There’s a storm coming
After a chilled day on the water, Floss and Adam took the first night watch. They had a very entertaining time star gazing and dodging errant fishing boats. The sea was still flat calm with cracking visibility, but trying to decipher random collections of navigation lights whilst staying roughly on course is a real art form. Definitely more work needed on learning what the various combinations of lights mean.
Paul and I took over around 1am, just as we chugged past Eastbourne and the horizon started to darken with storm clouds. We had a spectacular hour watching the lightning roll across the channel towards us. And then a considerably less spectacular two hours hiding under the spray hood as we were battered by a biblical downpour.
One thing that was particularly handy during this time was “Boat Beacon” – an app that turns your phone into a lightweight AIS transponder. Several times during the storm it alerted us to dangers heading our way way before we had any hope of seeing them. We’ll certainly be investing in a proper AIS system over the winter.
The Solent. Sailing home.
Despite a significant lack of sleep (apart from the kids who had a cracking night’s kip) we were all pretty chipper as we cruised into the Solent and Portsmouth appeared through the mist. There was a slight westerly blow, and we briefly danced around the idea of putting the sails up and and cruising majestically into the harbour. The wind was right on our nose though so that silliness didn’t last long though, and the sails were left well alone.

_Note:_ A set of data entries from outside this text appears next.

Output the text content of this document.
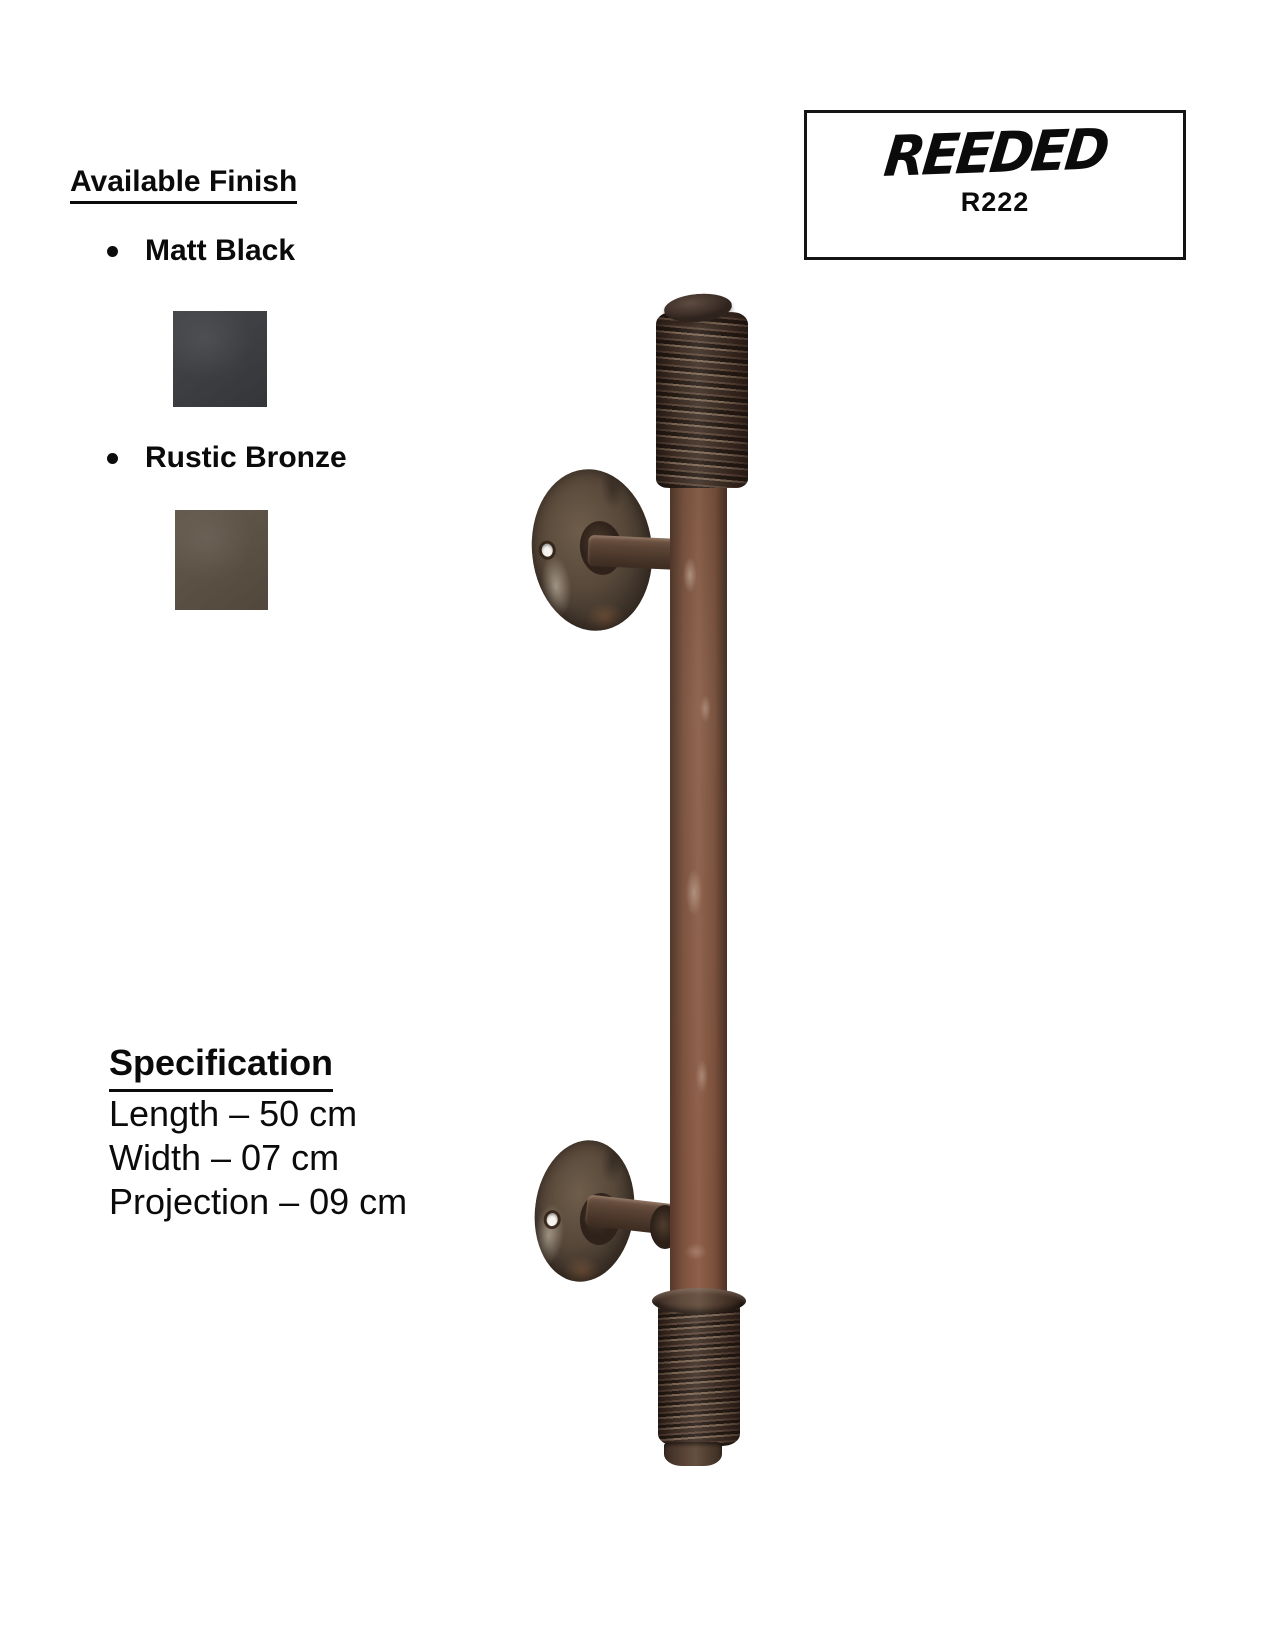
REEDED
R222
Available Finish
Matt Black
Rustic Bronze
Specification
Length – 50 cm
Width – 07 cm
Projection – 09 cm
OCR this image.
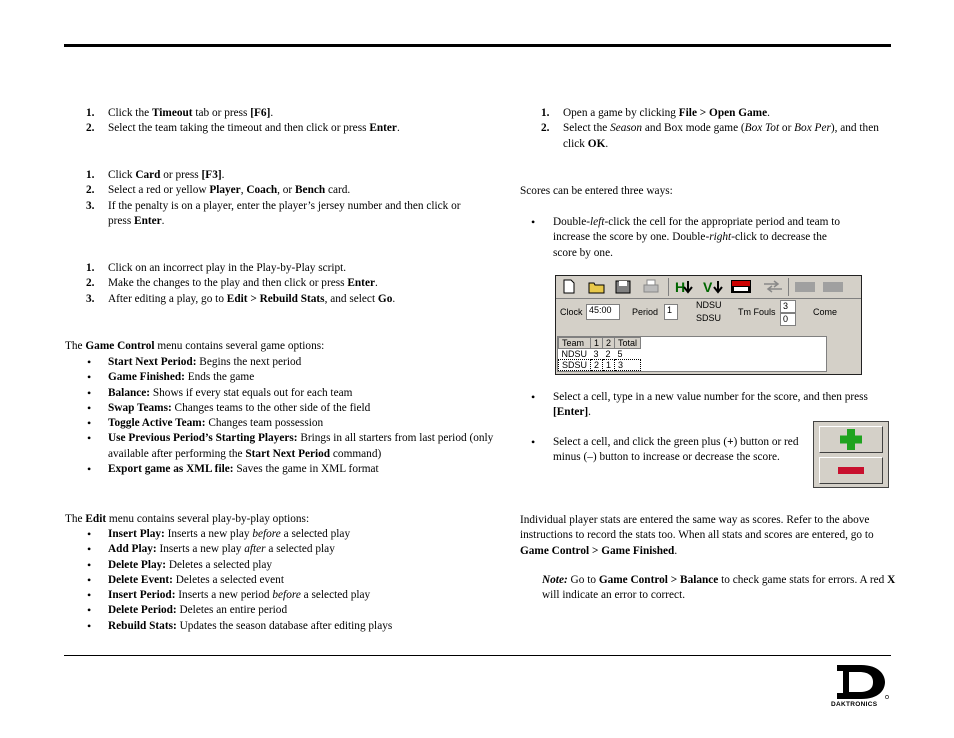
1. Click the Timeout tab or press [F6].
2. Select the team taking the timeout and then click or press Enter.
1. Click Card or press [F3].
2. Select a red or yellow Player, Coach, or Bench card.
3. If the penalty is on a player, enter the player’s jersey number and then click or press Enter.
1. Click on an incorrect play in the Play-by-Play script.
2. Make the changes to the play and then click or press Enter.
3. After editing a play, go to Edit > Rebuild Stats, and select Go.

The Game Control menu contains several game options:

• Start Next Period: Begins the next period
• Game Finished: Ends the game
• Balance: Shows if every stat equals out for each team
• Swap Teams: Changes teams to the other side of the field
• Toggle Active Team: Changes team possession
• Use Previous Period’s Starting Players: Brings in all starters from last period (only available after performing the Start Next Period command)
• Export game as XML file: Saves the game in XML format

The Edit menu contains several play-by-play options:

• Insert Play: Inserts a new play before a selected play
• Add Play: Inserts a new play after a selected play
• Delete Play: Deletes a selected play
• Delete Event: Deletes a selected event
• Insert Period: Inserts a new period before a selected play
• Delete Period: Deletes an entire period
• Rebuild Stats: Updates the season database after editing plays
1. Open a game by clicking File > Open Game.
2. Select the Season and Box mode game (Box Tot or Box Per), and then click OK.

Scores can be entered three ways:

• Double-left-click the cell for the appropriate period and team to increase the score by one. Double-right-click to decrease the score by one.
H V
Clock 45:00	Period 1	NDSU
SDSU
Tm Fouls
3
0
Come
Team	1	2	Total
NDSU	3	2	5
SDSU	2	1	3
• Select a cell, type in a new value number for the score, and then press [Enter].
• Select a cell, and click the green plus (+) button or red minus (–) button to increase or decrease the score.

Individual player stats are entered the same way as scores. Refer to the above instructions to record the stats too. When all stats and scores are entered, go to Game Control > Game Finished.

Note: Go to Game Control > Balance to check game stats for errors. A red X will indicate an error to correct.

DAKTRONICS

Uncle Adam finally relinquished control of the helm as we entered Portsmouth Harbour and headed up the channel to Wicor. There was a sudden flurry of activity as lines were set, fenders were deployed and we prepared for coming alongside at our new home.
On the approach, our berth looked impossibly small, squeezed between two large and very expensive boats. But with no wind or tide to talk of I think that we did a pretty tidy job of it. Phew!
Cold beer ahoy!
Book of Procedure, Rule 1…..
“Once the boat has been safely secured, with appropriate levels of fenderage deployed and the security of all lines having been verified, the junior crew’s primary responsibility is to ensure that all those aboard who are of a suitable age are furnished with an alcoholic beverage as a rapidly and efficiently as possible.”
True to their training, the kids did an outstanding job of getting everything ship shape and deploying Gappy the dinghy so that they could buzz us over to the shore where friends were waiting at the bar. We didn’t cry, but I was certainly close to it as the anxieties about the journey were washed away.
In the weeks that had preceded the passage, we’d worried endlessly about all sorts of “what if” and “how would we” scenarios. The worry and the planning had all paid off though, as the passage was way smoother than either of us could have hoped for. The weather was lovely, the kids were amazing and despite a minor hiccough with the hot water tank, the boat was flawless. Quite disappointed that we didn’t get any wind but we made it home so who cares? There will be plenty of opportunity for wind in the future, I’m sure.
Having Paul on board was a great help and a massive confidence boost. I think we could have got ourselves safely home on our own, but we wouldn’t have enjoyed it nearly as much. And we did enjoy it. I think we’ll look back on it as one of our most formative sailing experiences, even though we didn’t actually do any sailing.
Love sailing. Love being together. Got to get that valve fixed. Ipswich to Portsmouth in 29 hours. DONE!